Of course, to know something intellectually as a fact and to experience it emotionally are two entirely different things. Grief is hard work. We intensely yearn to live in an alternate reality. We have racing hearts and an outburst of tears at any time, even during happy occasions. We lose our appetite, shrivel in size, and sleep the days away. We wake up each day in solitary confinement to be tormented by the loss. Periods of numbness are a short respite; the grief then crushes us under tons of brick rubble as we recall the happy moments. We plead to feel nothing again. The cycle repeats itself.

It’s a special kind of torture. Do we forsake years of happiness to avoid the turmoil of grief? In the heights of grief, the answer to that might be a yes. We know that all relationships end, but we wish for a longer beginning, a longer middle part and for the ending to not have arrived so soon. We wonder how love can bring about such unbearable grief.

Interestingly, studies show that we love because we are capable of forming close relationships; as a result, we have to adapt when separation occurs. From the research, it seems that without an ability to maintain an emotional bond with another, we would not grieve. We are creatures of habit, and loved ones often play a role in our daily routine. When we cannot pour out love in the way we’re used to, we grieve.

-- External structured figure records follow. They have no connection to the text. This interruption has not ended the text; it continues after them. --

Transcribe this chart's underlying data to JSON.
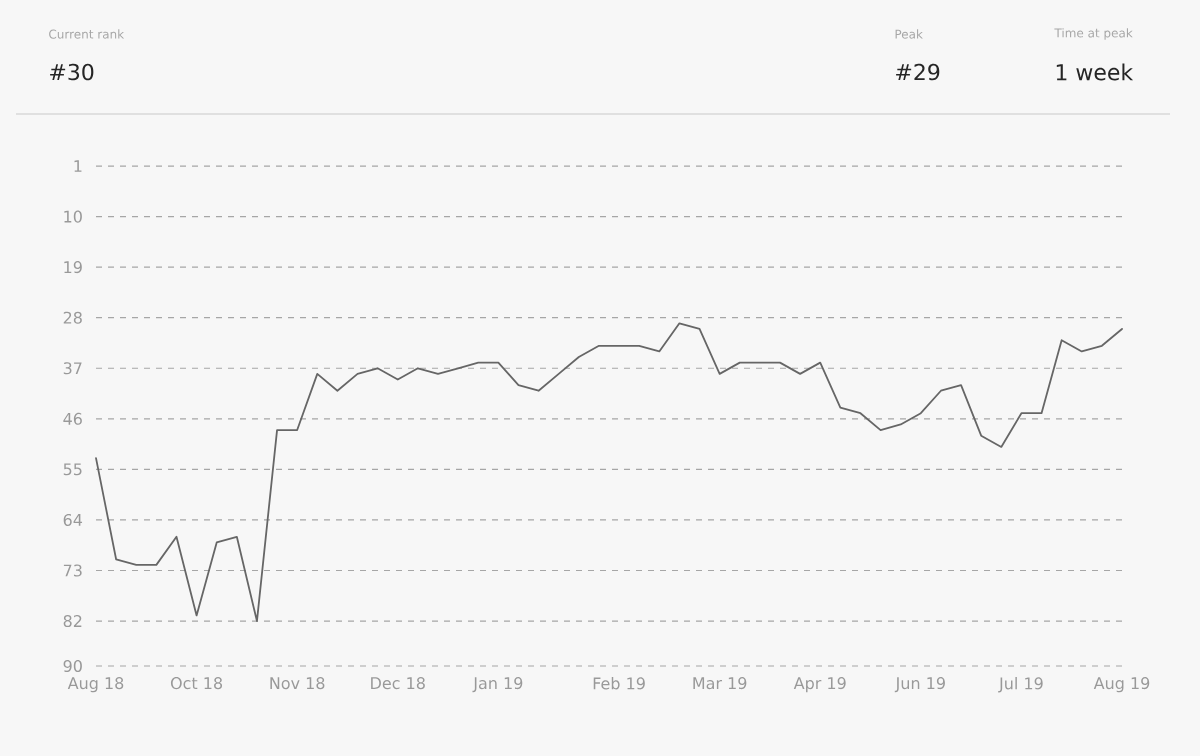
{
  "chart_data": {
    "type": "line",
    "annotations": [
      "Current rank",
      "#30",
      "Peak",
      "#29",
      "Time at peak",
      "1 week"
    ],
    "categories": [
      "Aug 18",
      null,
      null,
      null,
      null,
      "Oct 18",
      null,
      null,
      null,
      null,
      "Nov 18",
      null,
      null,
      null,
      null,
      "Dec 18",
      null,
      null,
      null,
      null,
      "Jan 19",
      null,
      null,
      null,
      null,
      null,
      "Feb 19",
      null,
      null,
      null,
      null,
      "Mar 19",
      null,
      null,
      null,
      null,
      "Apr 19",
      null,
      null,
      null,
      null,
      "Jun 19",
      null,
      null,
      null,
      null,
      "Jul 19",
      null,
      null,
      null,
      null,
      "Aug 19"
    ],
    "series": [
      {
        "color": "#666666",
        "values": [
          53,
          71,
          72,
          72,
          67,
          81,
          68,
          67,
          82,
          48,
          48,
          38,
          41,
          38,
          37,
          39,
          37,
          38,
          37,
          36,
          36,
          40,
          41,
          38,
          35,
          33,
          33,
          33,
          34,
          29,
          30,
          38,
          36,
          36,
          36,
          38,
          36,
          44,
          45,
          48,
          47,
          45,
          41,
          40,
          49,
          51,
          45,
          45,
          32,
          34,
          33,
          30
        ]
      }
    ],
    "ylim": [
      90,
      1
    ],
    "yticks": [
      1,
      10,
      19,
      28,
      37,
      46,
      55,
      64,
      73,
      82,
      90
    ],
    "grid": "y",
    "marker": "none",
    "line_style": "solid"
  }
}
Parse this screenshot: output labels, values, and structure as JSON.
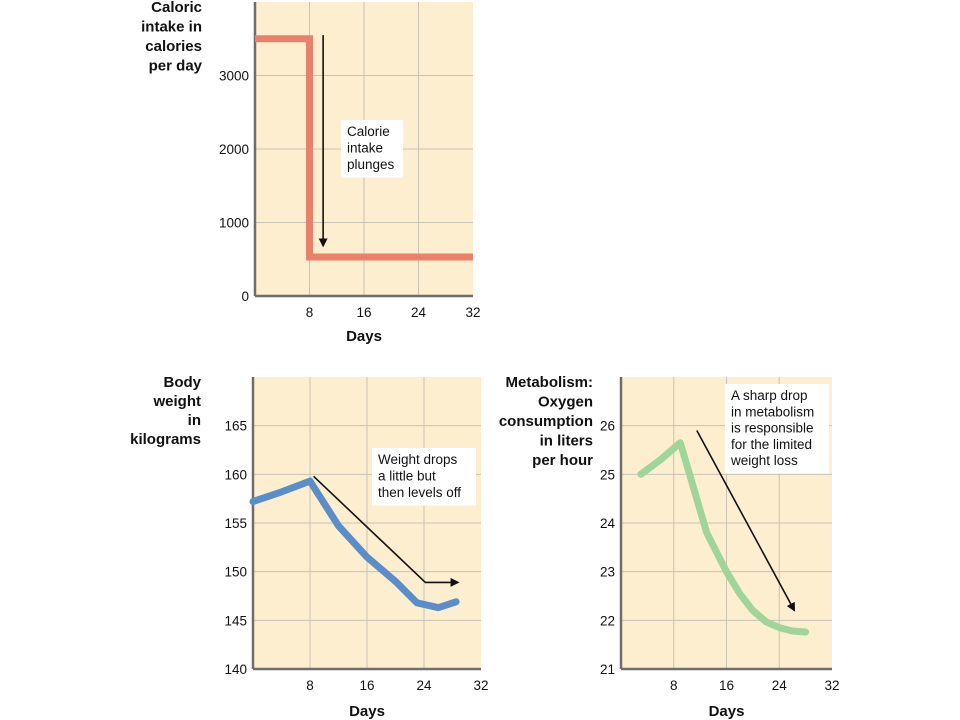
{
  "colors": {
    "background": "#ffffff",
    "plot_bg": "#fdeecf",
    "grid": "#c9c3b6",
    "calorie_line": "#e8806a",
    "weight_line": "#5b8ec9",
    "metabolism_line": "#9fd49a",
    "annotation_arrow": "#111111"
  },
  "chart_data": [
    {
      "type": "line",
      "ylabel_lines": [
        "Caloric",
        "intake in",
        "calories",
        "per day"
      ],
      "xlabel": "Days",
      "xlim": [
        0,
        32
      ],
      "ylim": [
        0,
        4000
      ],
      "xticks": [
        "8",
        "16",
        "24",
        "32"
      ],
      "yticks": [
        "0",
        "1000",
        "2000",
        "3000"
      ],
      "grid": true,
      "series": [
        {
          "x": [
            0,
            8,
            8,
            32
          ],
          "y": [
            3500,
            3500,
            530,
            530
          ]
        }
      ],
      "annotation": {
        "lines": [
          "Calorie",
          "intake",
          "plunges"
        ],
        "arrow_from": [
          10,
          3550
        ],
        "arrow_to": [
          10,
          680
        ]
      }
    },
    {
      "type": "line",
      "ylabel_lines": [
        "Body",
        "weight",
        "in",
        "kilograms"
      ],
      "xlabel": "Days",
      "xlim": [
        0,
        32
      ],
      "ylim": [
        140,
        170
      ],
      "xticks": [
        "8",
        "16",
        "24",
        "32"
      ],
      "yticks": [
        "140",
        "145",
        "150",
        "155",
        "160",
        "165"
      ],
      "grid": true,
      "series": [
        {
          "x": [
            0,
            4,
            8,
            12,
            16,
            20,
            23,
            26,
            28.5
          ],
          "y": [
            157.2,
            158.2,
            159.3,
            154.7,
            151.5,
            149.0,
            146.8,
            146.3,
            146.9
          ]
        }
      ],
      "annotation": {
        "lines": [
          "Weight drops",
          "a little but",
          "then levels off"
        ],
        "path": [
          [
            8.5,
            159.8
          ],
          [
            24.2,
            148.9
          ],
          [
            28.8,
            148.9
          ]
        ]
      }
    },
    {
      "type": "line",
      "ylabel_lines": [
        "Metabolism:",
        "Oxygen",
        "consumption",
        "in liters",
        "per hour"
      ],
      "xlabel": "Days",
      "xlim": [
        0,
        32
      ],
      "ylim": [
        21,
        27
      ],
      "xticks": [
        "8",
        "16",
        "24",
        "32"
      ],
      "yticks": [
        "21",
        "22",
        "23",
        "24",
        "25",
        "26"
      ],
      "grid": true,
      "series": [
        {
          "x": [
            3,
            6,
            9,
            13,
            16,
            18,
            20,
            22,
            24,
            26,
            28
          ],
          "y": [
            25.0,
            25.3,
            25.65,
            23.8,
            23.0,
            22.55,
            22.2,
            21.97,
            21.85,
            21.78,
            21.76
          ]
        }
      ],
      "annotation": {
        "lines": [
          "A sharp drop",
          "in metabolism",
          "is responsible",
          "for the limited",
          "weight loss"
        ],
        "arrow_from": [
          11.5,
          25.9
        ],
        "arrow_to": [
          26.3,
          22.2
        ]
      }
    }
  ]
}
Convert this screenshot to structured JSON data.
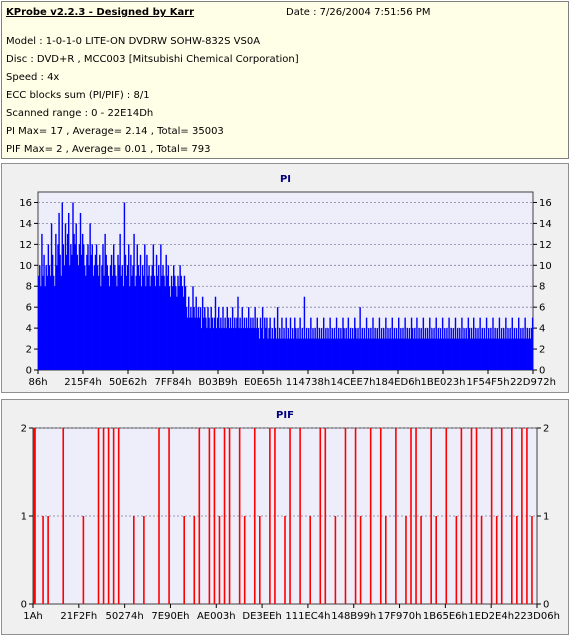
{
  "header": {
    "title": "KProbe v2.2.3 - Designed by Karr",
    "date": "Date : 7/26/2004 7:51:56 PM",
    "lines": [
      "Model : 1-0-1-0 LITE-ON DVDRW SOHW-832S  VS0A",
      "Disc : DVD+R , MCC003 [Mitsubishi Chemical Corporation]",
      "Speed : 4x",
      "ECC blocks sum (PI/PIF) : 8/1",
      "Scanned range : 0 - 22E14Dh",
      "PI Max= 17 , Average= 2.14 , Total= 35003",
      "PIF Max= 2 , Average= 0.01 , Total= 793"
    ]
  },
  "chart_data": [
    {
      "type": "bar",
      "title": "PI",
      "ylim": [
        0,
        17
      ],
      "yticks": [
        0,
        2,
        4,
        6,
        8,
        10,
        12,
        14,
        16
      ],
      "xtick_labels": [
        "86h",
        "215F4h",
        "50E62h",
        "7FF84h",
        "B03B9h",
        "E0E65h",
        "114738h",
        "14CEE7h",
        "184ED6h",
        "1BE023h",
        "1F54F5h",
        "22D972h"
      ],
      "color": "#0000ff",
      "grid": true,
      "values": [
        9,
        10,
        8,
        13,
        9,
        11,
        8,
        10,
        9,
        12,
        10,
        9,
        14,
        11,
        9,
        8,
        13,
        10,
        12,
        15,
        11,
        9,
        16,
        12,
        10,
        14,
        11,
        13,
        15,
        10,
        12,
        11,
        16,
        13,
        12,
        14,
        11,
        10,
        12,
        15,
        11,
        13,
        12,
        10,
        9,
        11,
        12,
        10,
        14,
        11,
        12,
        9,
        10,
        11,
        12,
        10,
        9,
        11,
        8,
        10,
        12,
        9,
        13,
        11,
        10,
        9,
        8,
        10,
        11,
        9,
        12,
        10,
        9,
        8,
        11,
        10,
        13,
        9,
        10,
        8,
        16,
        11,
        9,
        10,
        12,
        8,
        11,
        9,
        10,
        13,
        8,
        9,
        12,
        10,
        9,
        11,
        8,
        10,
        9,
        12,
        8,
        11,
        9,
        10,
        8,
        9,
        10,
        12,
        9,
        8,
        11,
        9,
        10,
        8,
        12,
        9,
        10,
        9,
        8,
        11,
        9,
        10,
        8,
        7,
        9,
        8,
        10,
        9,
        8,
        7,
        9,
        8,
        10,
        9,
        8,
        7,
        9,
        8,
        6,
        5,
        7,
        5,
        6,
        5,
        8,
        6,
        5,
        7,
        5,
        6,
        5,
        6,
        4,
        7,
        5,
        6,
        5,
        4,
        6,
        5,
        4,
        6,
        5,
        4,
        5,
        7,
        4,
        5,
        6,
        4,
        5,
        4,
        6,
        4,
        5,
        4,
        6,
        5,
        4,
        5,
        4,
        6,
        4,
        5,
        4,
        5,
        7,
        4,
        5,
        4,
        6,
        4,
        5,
        4,
        5,
        4,
        6,
        4,
        5,
        4,
        5,
        4,
        6,
        4,
        5,
        4,
        3,
        5,
        4,
        6,
        3,
        5,
        4,
        5,
        3,
        4,
        5,
        3,
        4,
        3,
        5,
        4,
        3,
        6,
        3,
        4,
        3,
        5,
        3,
        4,
        3,
        5,
        3,
        4,
        3,
        5,
        3,
        4,
        3,
        5,
        4,
        3,
        4,
        3,
        5,
        3,
        4,
        3,
        7,
        3,
        4,
        3,
        4,
        3,
        5,
        3,
        4,
        3,
        4,
        3,
        5,
        3,
        4,
        3,
        4,
        3,
        5,
        3,
        4,
        3,
        4,
        3,
        5,
        3,
        4,
        3,
        4,
        3,
        5,
        3,
        4,
        3,
        4,
        3,
        5,
        4,
        3,
        4,
        3,
        5,
        3,
        4,
        3,
        4,
        3,
        5,
        4,
        3,
        4,
        3,
        6,
        3,
        4,
        3,
        4,
        3,
        5,
        3,
        4,
        3,
        4,
        3,
        5,
        3,
        4,
        3,
        4,
        3,
        5,
        3,
        4,
        3,
        4,
        3,
        5,
        3,
        4,
        3,
        4,
        3,
        5,
        3,
        4,
        3,
        4,
        3,
        5,
        3,
        4,
        3,
        4,
        3,
        5,
        3,
        4,
        3,
        4,
        3,
        5,
        4,
        3,
        4,
        3,
        5,
        3,
        4,
        3,
        4,
        3,
        5,
        3,
        4,
        3,
        4,
        3,
        5,
        3,
        4,
        3,
        4,
        3,
        5,
        3,
        4,
        3,
        4,
        3,
        5,
        3,
        4,
        3,
        4,
        3,
        5,
        3,
        4,
        3,
        4,
        3,
        5,
        3,
        4,
        3,
        4,
        3,
        5,
        3,
        4,
        3,
        4,
        3,
        5,
        4,
        3,
        4,
        3,
        5,
        3,
        4,
        3,
        4,
        3,
        5,
        3,
        4,
        3,
        4,
        3,
        5,
        3,
        4,
        3,
        4,
        3,
        5,
        3,
        4,
        3,
        4,
        3,
        5,
        3,
        4,
        3,
        4,
        3,
        5,
        3,
        4,
        3,
        4,
        3,
        5,
        3,
        4,
        3,
        4,
        3,
        5,
        3,
        4,
        3,
        4,
        3,
        5,
        3,
        4,
        3,
        4,
        3,
        4,
        5
      ]
    },
    {
      "type": "bar",
      "title": "PIF",
      "ylim": [
        0,
        2
      ],
      "yticks": [
        0,
        1,
        2
      ],
      "xtick_labels": [
        "1Ah",
        "21F2Fh",
        "50274h",
        "7E90Eh",
        "AE003h",
        "DE3EEh",
        "111EC4h",
        "148B99h",
        "17F970h",
        "1B65E6h",
        "1ED2E4h",
        "223D06h"
      ],
      "color": "#ff0000",
      "grid": true,
      "points": [
        [
          0.002,
          2
        ],
        [
          0.004,
          2
        ],
        [
          0.02,
          1
        ],
        [
          0.03,
          1
        ],
        [
          0.06,
          2
        ],
        [
          0.1,
          1
        ],
        [
          0.13,
          2
        ],
        [
          0.14,
          2
        ],
        [
          0.15,
          2
        ],
        [
          0.16,
          2
        ],
        [
          0.17,
          2
        ],
        [
          0.2,
          1
        ],
        [
          0.22,
          1
        ],
        [
          0.25,
          2
        ],
        [
          0.27,
          2
        ],
        [
          0.3,
          1
        ],
        [
          0.32,
          1
        ],
        [
          0.33,
          2
        ],
        [
          0.35,
          2
        ],
        [
          0.36,
          2
        ],
        [
          0.37,
          1
        ],
        [
          0.38,
          2
        ],
        [
          0.39,
          2
        ],
        [
          0.41,
          2
        ],
        [
          0.42,
          1
        ],
        [
          0.44,
          2
        ],
        [
          0.45,
          1
        ],
        [
          0.47,
          2
        ],
        [
          0.48,
          2
        ],
        [
          0.5,
          1
        ],
        [
          0.51,
          2
        ],
        [
          0.53,
          2
        ],
        [
          0.55,
          1
        ],
        [
          0.57,
          2
        ],
        [
          0.58,
          2
        ],
        [
          0.6,
          1
        ],
        [
          0.62,
          2
        ],
        [
          0.64,
          2
        ],
        [
          0.65,
          1
        ],
        [
          0.67,
          2
        ],
        [
          0.69,
          2
        ],
        [
          0.7,
          1
        ],
        [
          0.72,
          2
        ],
        [
          0.74,
          1
        ],
        [
          0.75,
          2
        ],
        [
          0.76,
          2
        ],
        [
          0.77,
          1
        ],
        [
          0.79,
          2
        ],
        [
          0.8,
          1
        ],
        [
          0.82,
          2
        ],
        [
          0.84,
          1
        ],
        [
          0.85,
          2
        ],
        [
          0.87,
          2
        ],
        [
          0.88,
          2
        ],
        [
          0.89,
          1
        ],
        [
          0.91,
          2
        ],
        [
          0.92,
          1
        ],
        [
          0.93,
          2
        ],
        [
          0.95,
          2
        ],
        [
          0.96,
          1
        ],
        [
          0.97,
          2
        ],
        [
          0.98,
          2
        ],
        [
          0.99,
          1
        ]
      ]
    }
  ]
}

Adapting to a new life is part of grief work. As the reality of what the loss means unfolds, our gaping wounds swell up and infect deeper layers of our cells with each passing day. We search for the lost person, dial their phone number, and wait for a message. Have you ever heard someone say to another, “I can’t imagine my life without you”? This may mean that any separation will disrupt the person’s world. Life does not stop without our loved one, no matter how much we think it should. We have to find a way to continue to live. We have no choice. However, it may make us question the very foundation of our own world and the different pieces of ourselves never quite fit together in the same way again.

Clearly, this is not supposed to be a happy ending. We love, we lose, and then love all over again. Is that insanity or courage? It takes tremendous courage to love again knowing that love can become grief in an instant. Is there any other way to live? To live is to love is to suffer. Maybe the tears that we cried in the midst of despair are replenished in our life fountains in moments of joy. Without joy, there is no pain. Without pain, there is no joy. We bask in joy much more when we have known sorrow.

Moments, no matter how trivial, cannot be taken for granted. We carry gratitude in our hearts. Everything fades away. But the longing to hold our loved one tight and have one more conversation never quite fades away.